Normalisasi Sungai 1.670 Meter di Lamongan Jadi Andalan Atasi Kekeringan Sawah

Penulis: Redaksi  •  Rabu, 26 Agustus 2026 | 21:06:42 WIB
Normalisasi Sungai 1.670 Meter di Lamongan Jadi Andalan Atasi Kekeringan Sawah

Jakarta – Sebanyak 1.670 meter alur sungai telah dinormalisasi Kementerian Pekerjaan Umum (PU) guna mengatasi kekeringan yang melanda Daerah Irigasi (DI) Bengawan Jero, Kabupaten Lamongan, Jawa Timur. Pekerjaan ini digarap Balai Besar Wilayah Sungai (BBWS) Bengawan Solo, Direktorat Jenderal Sumber Daya Air.

Pengerjaan berlangsung Minggu (23/8) dengan menurunkan sejumlah alat berat ke lapangan guna mempercepat aliran air ke jaringan irigasi. Alat-alat tersebut dilengkapi pompa untuk mendongkrak debit air sehingga areal sawah yang kekeringan bisa segera teraliri kembali.

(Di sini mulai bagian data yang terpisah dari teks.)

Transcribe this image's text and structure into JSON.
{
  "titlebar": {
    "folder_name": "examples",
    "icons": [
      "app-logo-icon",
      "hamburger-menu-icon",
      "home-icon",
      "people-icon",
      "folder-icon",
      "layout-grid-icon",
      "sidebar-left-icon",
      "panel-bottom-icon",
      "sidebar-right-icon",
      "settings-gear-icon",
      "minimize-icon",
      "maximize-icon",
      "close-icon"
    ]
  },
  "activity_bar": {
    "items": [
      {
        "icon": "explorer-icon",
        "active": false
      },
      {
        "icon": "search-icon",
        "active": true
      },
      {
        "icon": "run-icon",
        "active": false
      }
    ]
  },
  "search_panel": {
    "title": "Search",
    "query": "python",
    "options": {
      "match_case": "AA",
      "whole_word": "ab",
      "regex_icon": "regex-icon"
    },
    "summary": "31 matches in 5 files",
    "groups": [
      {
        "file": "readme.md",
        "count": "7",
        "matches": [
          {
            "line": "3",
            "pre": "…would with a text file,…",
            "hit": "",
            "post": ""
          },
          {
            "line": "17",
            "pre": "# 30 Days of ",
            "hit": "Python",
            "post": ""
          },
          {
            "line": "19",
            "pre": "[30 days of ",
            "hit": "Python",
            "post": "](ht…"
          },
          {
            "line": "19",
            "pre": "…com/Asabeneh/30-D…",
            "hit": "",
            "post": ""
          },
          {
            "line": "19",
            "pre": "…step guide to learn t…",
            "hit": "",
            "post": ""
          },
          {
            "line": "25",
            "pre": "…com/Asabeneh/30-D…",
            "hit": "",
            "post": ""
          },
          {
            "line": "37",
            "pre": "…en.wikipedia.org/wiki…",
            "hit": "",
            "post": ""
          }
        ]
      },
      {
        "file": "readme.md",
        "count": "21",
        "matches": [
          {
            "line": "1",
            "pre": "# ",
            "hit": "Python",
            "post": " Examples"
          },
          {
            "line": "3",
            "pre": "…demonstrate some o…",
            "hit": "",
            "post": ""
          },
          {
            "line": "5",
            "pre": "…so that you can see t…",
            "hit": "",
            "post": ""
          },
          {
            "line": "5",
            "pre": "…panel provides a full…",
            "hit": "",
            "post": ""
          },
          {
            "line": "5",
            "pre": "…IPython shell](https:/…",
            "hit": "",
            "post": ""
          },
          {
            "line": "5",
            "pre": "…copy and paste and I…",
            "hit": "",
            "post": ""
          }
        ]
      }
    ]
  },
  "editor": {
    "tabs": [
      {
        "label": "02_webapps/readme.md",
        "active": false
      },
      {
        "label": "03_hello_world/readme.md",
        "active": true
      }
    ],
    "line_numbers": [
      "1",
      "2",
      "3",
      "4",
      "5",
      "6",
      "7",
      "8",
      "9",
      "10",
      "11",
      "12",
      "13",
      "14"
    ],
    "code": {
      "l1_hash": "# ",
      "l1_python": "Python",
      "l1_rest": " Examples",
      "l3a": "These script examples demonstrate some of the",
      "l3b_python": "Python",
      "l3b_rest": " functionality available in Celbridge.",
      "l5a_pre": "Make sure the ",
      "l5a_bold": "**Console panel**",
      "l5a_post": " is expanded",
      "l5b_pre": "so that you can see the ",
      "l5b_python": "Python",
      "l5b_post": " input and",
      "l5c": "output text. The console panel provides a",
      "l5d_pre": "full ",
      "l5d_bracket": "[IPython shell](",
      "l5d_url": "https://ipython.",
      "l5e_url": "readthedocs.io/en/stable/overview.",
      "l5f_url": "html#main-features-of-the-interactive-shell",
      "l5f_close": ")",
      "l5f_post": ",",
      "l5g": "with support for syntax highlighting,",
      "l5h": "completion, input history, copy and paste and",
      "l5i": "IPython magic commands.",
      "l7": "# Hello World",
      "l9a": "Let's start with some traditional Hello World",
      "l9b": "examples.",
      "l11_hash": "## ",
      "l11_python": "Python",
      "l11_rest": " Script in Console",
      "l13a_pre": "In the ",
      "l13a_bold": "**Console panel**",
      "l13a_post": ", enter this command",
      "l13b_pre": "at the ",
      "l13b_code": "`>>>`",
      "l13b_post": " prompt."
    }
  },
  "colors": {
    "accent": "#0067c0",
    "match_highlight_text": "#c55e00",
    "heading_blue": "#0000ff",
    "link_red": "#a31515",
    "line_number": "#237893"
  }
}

Menteri PU Dody Hanggodo mengatakan, kesigapan merespons dampak kekeringan menjadi prioritas, ditopang optimalisasi sumber daya air demi keberlanjutan layanan irigasi bagi warga.

“Air merupakan fondasi penting bagi pembangunan berkelanjutan. Karena itu, penanganan kekeringan harus dilakukan secara cepat, terukur, dan terpadu, termasuk dengan mengoptimalkan infrastruktur sumber daya air agar air yang tersedia dapat dimanfaatkan secara maksimal untuk memenuhi kebutuhan masyarakat,” kata Dody Hanggodo.

Fokus penanganan meliputi Sungai Deket atau anak Sungai Blawi, disusul Sungai Corong dan Sungai Malang, dengan tujuan memperlancar aliran dari Sungai Blawi ke jaringan irigasi yang mengaliri sawah Desa Soko (Kecamatan Glagah) dan Desa Ketapangtelu (Kecamatan Karangbinangun).

Guna mempercepat pekerjaan, 3 unit excavator amphibi diturunkan bersama 1 unit bantuan dari Pemerintah Provinsi Jawa Timur, hingga capaian kumulatif normalisasi sungai dan alur air menyentuh angka 1.670 meter.

Tak hanya alat berat, Kementerian PU juga mengerahkan 2 unit mobile pump ke Pintu Melik II serta 3 unit pompa Alkon 6 inci dan 3 unit pompa Alkon 3 inci, memanfaatkan sumber air dari Sungai Blawi dan Sungai Bengawan Solo untuk mendongkrak debit air persawahan.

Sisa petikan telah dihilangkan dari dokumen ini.